Chloe soon started to understand what was going on. By showing willing, by being a good corporate citizen, she was hoping for appreciation from her boss so that he would be less concerned about her struggle with her core portfolio and, by spreading the awfulness more thinly, she might not get called out on any of it.
So, what to do? Well it may appear obvious to you, the reader, but genuinely changing behaviour, particularly within the very context which is making individuals procrastinate, is really challenging
Brian had to break the cycle. From any rational standpoint, it was obviously to his advantage to come clean as soon as possible get the pain over with, re-set his relationship with his CEO and get on.
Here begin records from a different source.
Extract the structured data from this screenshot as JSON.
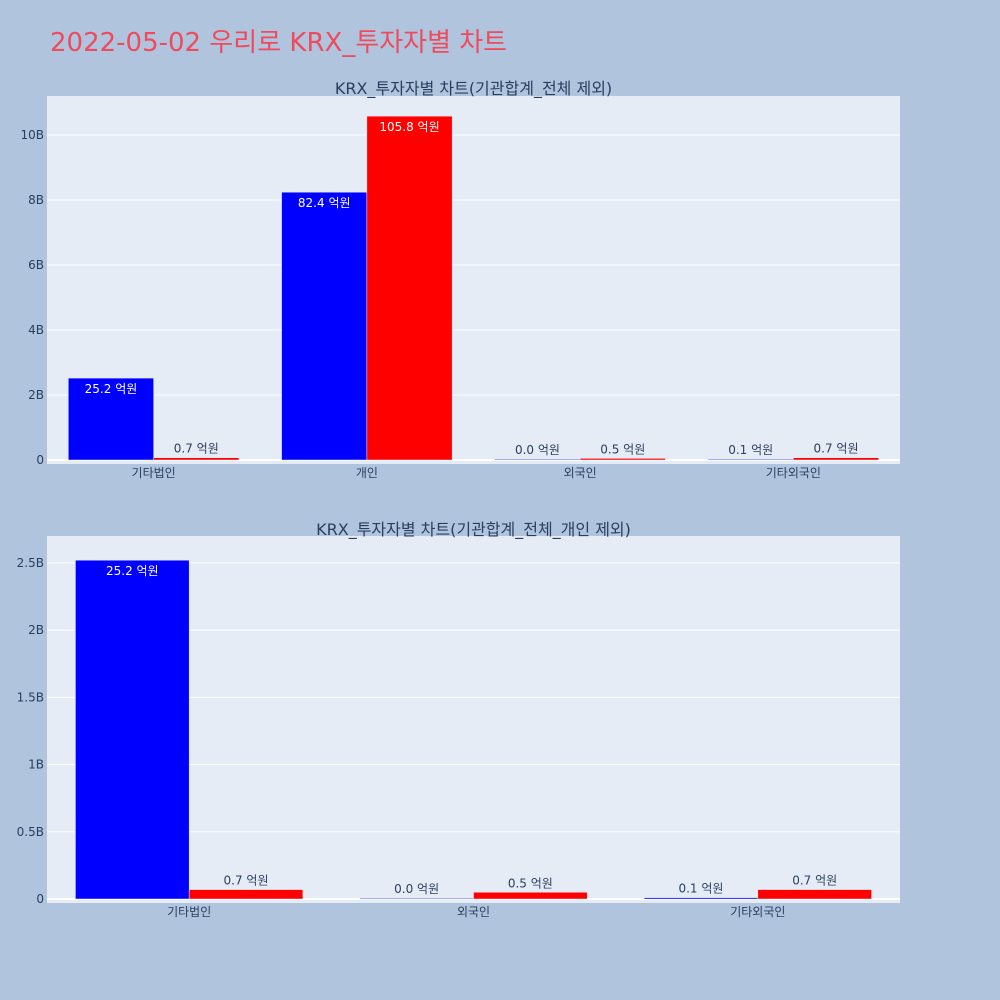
{
  "page": {
    "title": "2022-05-02 우리로 KRX_투자자별 차트"
  },
  "colors": {
    "background": "#b0c4de",
    "plot_background": "#e5ecf6",
    "title": "#ef4b5d",
    "series_1": "#0000ff",
    "series_2": "#ff0000"
  },
  "chart_data": [
    {
      "type": "bar",
      "title": "KRX_투자자별 차트(기관합계_전체 제외)",
      "categories": [
        "기타법인",
        "개인",
        "외국인",
        "기타외국인"
      ],
      "series": [
        {
          "values": [
            2520000000,
            8240000000,
            0,
            10000000
          ],
          "labels": [
            "25.2 억원",
            "82.4 억원",
            "0.0 억원",
            "0.1 억원"
          ]
        },
        {
          "values": [
            70000000,
            10580000000,
            50000000,
            70000000
          ],
          "labels": [
            "0.7 억원",
            "105.8 억원",
            "0.5 억원",
            "0.7 억원"
          ]
        }
      ],
      "ylim": [
        0,
        11200000000
      ],
      "yticks": [
        0,
        2000000000,
        4000000000,
        6000000000,
        8000000000,
        10000000000
      ],
      "ytick_labels": [
        "0",
        "2B",
        "4B",
        "6B",
        "8B",
        "10B"
      ],
      "grid": true,
      "legend": "none"
    },
    {
      "type": "bar",
      "title": "KRX_투자자별 차트(기관합계_전체_개인 제외)",
      "categories": [
        "기타법인",
        "외국인",
        "기타외국인"
      ],
      "series": [
        {
          "values": [
            2520000000,
            0,
            10000000
          ],
          "labels": [
            "25.2 억원",
            "0.0 억원",
            "0.1 억원"
          ]
        },
        {
          "values": [
            70000000,
            50000000,
            70000000
          ],
          "labels": [
            "0.7 억원",
            "0.5 억원",
            "0.7 억원"
          ]
        }
      ],
      "ylim": [
        0,
        2700000000
      ],
      "yticks": [
        0,
        500000000,
        1000000000,
        1500000000,
        2000000000,
        2500000000
      ],
      "ytick_labels": [
        "0",
        "0.5B",
        "1B",
        "1.5B",
        "2B",
        "2.5B"
      ],
      "grid": true,
      "legend": "none"
    }
  ]
}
So, “cognitively” (ie in his thoughts), it was easy: be decisive and don’t let it happen again. But Brian had been behaving like this for years, so he needed, in every instance of impending procrastination, to do something very deliberate, like write down the “thoughts impeding action”, and match them in a parallel column with “thoughts promoting action” and then, very bravely and decisively, follow the promoting thoughts through to action, with a plan, which he had to follow precisely. And that is hard!
And Chloe? If she carried on like that the whole edifice was going to tumble, so now that she could see clearly what has been happening she had two choices: she either had to go back and tell her boss that taking on estates was a terrible mistake, or she draws up a plan of what can be realistically achieved across her entire portfolio, and seek some agreement. But again in this case, the cognitive insight is the easy bit. The “coming clean” and making fundamental changes to behaviour that has in some way protected her in the past, is very difficult.
In both cases (as in all cases of procrastination) the first step is to really understand, on a psychological level, what is going on; the second step is to develop an achievable plan to overcome the current procrastination, and the third step is to implement the plan, which is by far the most difficult as it entails confronting one’s procrastinating behaviour with the very people who were causing you to procrastinate in the first place! The fourth is to spot the warning signs in the future, in order to stop being a procrastinator!
Finally, I do think a distinction needs to be made between “last minute crammers”, and you know who you are: those people who are stimulated by a deadline and do their best work up against it, and genuine procrastinators, who are fearful of the task, put it off, and then do a very bad last minute job. The former need to be understood and supported; the latter need help!
There are some broader themes here too.
• Someone who has a good relationship with their boss and their peers is more likely to be able to give and take bad news and respond constructively
• Someone who is confident in their role will be able to take decisive action without worrying too much whether it is right or wrong.
• Someone with a strong support network outside the workplace is less likely to linger over decision-making
And, of course, some procrastination is good; no job should be rushed at, and reflection, consultation and deliberation are all to be encouraged. Allowing all of that to linger and hang around and fester and end up becoming procrastination is, well…not good!